The Company’s contributions will be calculated based only on the Fixed Monthly Salary and matching deductions will be made from the Officers' salary.
Officers in Israel will sign the form of the general confirmation of the Labor Minister pursuant to section 14 of the Severance Payment Law, at the time of the renewal of agreements or the recruitment of a new Officer, and the Company shall contribute the severance payments of the Officer to the pension fund/managers insurance, in accordance with the Officer’s choice concerning the contributions to pension insurance.
Education Fund
The Company will contribute to the Education Fund at the rate of 7.5% of each Officer's Fixed Monthly Salary and deduct 2.5% from the Officer's Fixed Monthly Salary and will transfer these sums to an Education Fund to be chosen by the Officer.
Company Car / Transportation Allowance
The Company will allow Officers to choose to waive part of their salary in lieu of the Company placing a vehicle at their disposal for their personal use, as customary in system of operative leasing. With respect to new Officers, the Company will not bear the cost of the tax applicable to the value of the use of the vehicle.
Expenses and incidentals
Officers will be entitled for reimbursement for any expenses incurred in the course of performing their roles, according to relevant Company procedures.
Annual Vacation and Sick Leave
Officers will be entitled to annual vacation and sick leave according to applicable law and prevailing Company procedures, taking into consideration any relevant prior tenure in similar roles (or according to local legislation).

Officers will be entitled to any additional benefits and perquisites according to Company Procedures and any relevant local legislation.
Termination Terms
Company Officers will be entitled to an Advance Notice period prior to termination of employer / employee relations of up to 6 months.
The actual Advance Notice period for each Officer will be determined in the employment agreement of each Officer.
Unless the BOD decides to release the Officer from this obligation, the Officer will be required to continue performing all role responsibilities During the Advance Notice period.
The Officers will give a written undertaking, at the time of signing the employment agreement with the Company, to refrain from any competition with the Company for a period that shall not be less than six months from the termination date of their employment by the Company.
Indemnification, Exemption and Insurance of Directors and Officers
The Directors and Officers will be covered by a Directors and Officers insurance liability policy, to be periodically purchased by the Company, subject to the requisite approvals under the Companies Law.  The Company has granted, and will continue to grant, letters of indemnification and exemption letters to its Directors and Officers, subject to the requisite approvals under the Companies Law; provided, however, that the Company may not in the future provide exemption letters to an Officer or Director for an action or transaction in which a controlling shareholder (as such term is defined in the Companies Law) or any other Officer or Director (including an Officer or Director who is not the Officer or Director the Company has undertaken to exempt) has a personal interest (as such term is defined in the Companies Law).

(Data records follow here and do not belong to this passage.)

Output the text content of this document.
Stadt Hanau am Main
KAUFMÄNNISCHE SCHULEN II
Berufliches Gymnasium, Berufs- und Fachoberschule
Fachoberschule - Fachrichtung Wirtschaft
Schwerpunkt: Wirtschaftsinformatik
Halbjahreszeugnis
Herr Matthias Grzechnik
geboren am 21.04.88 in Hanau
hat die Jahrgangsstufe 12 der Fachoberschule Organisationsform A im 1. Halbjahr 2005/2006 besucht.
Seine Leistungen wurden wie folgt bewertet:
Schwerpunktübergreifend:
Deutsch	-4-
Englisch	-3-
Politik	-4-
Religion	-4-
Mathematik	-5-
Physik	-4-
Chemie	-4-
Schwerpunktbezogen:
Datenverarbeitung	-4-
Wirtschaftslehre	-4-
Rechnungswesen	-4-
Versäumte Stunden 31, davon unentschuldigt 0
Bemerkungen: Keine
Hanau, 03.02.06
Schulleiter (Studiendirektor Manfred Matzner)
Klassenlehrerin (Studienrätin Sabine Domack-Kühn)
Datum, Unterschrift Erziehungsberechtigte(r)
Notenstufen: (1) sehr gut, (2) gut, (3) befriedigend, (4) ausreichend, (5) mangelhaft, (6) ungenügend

The aggregate indemnification amount payable by the Company to all indemnified persons, pursuant to indemnification undertakings to be granted to Officers and Directors from the adoption date of this limitation, in respect of any occurrence of the events specified in the exhibit to the indemnification undertaking, shall not exceed 25% of the Company’s shareholders’ equity according to the latest reviewed or audited consolidated financial statements approved by the Company’s Board of Directors prior to the date on which the indemnification amount is paid.

Policy maintenance – Authority and Responsibility
Keeping the Policy current
The CFO is responsible for keeping this Compensation Policy current.
Approval of changes to the Compensation Policy
Updates to this Compensation Policy will be approved by the Compensation Committee, the BOD and the General Meeting as required by Companies Law.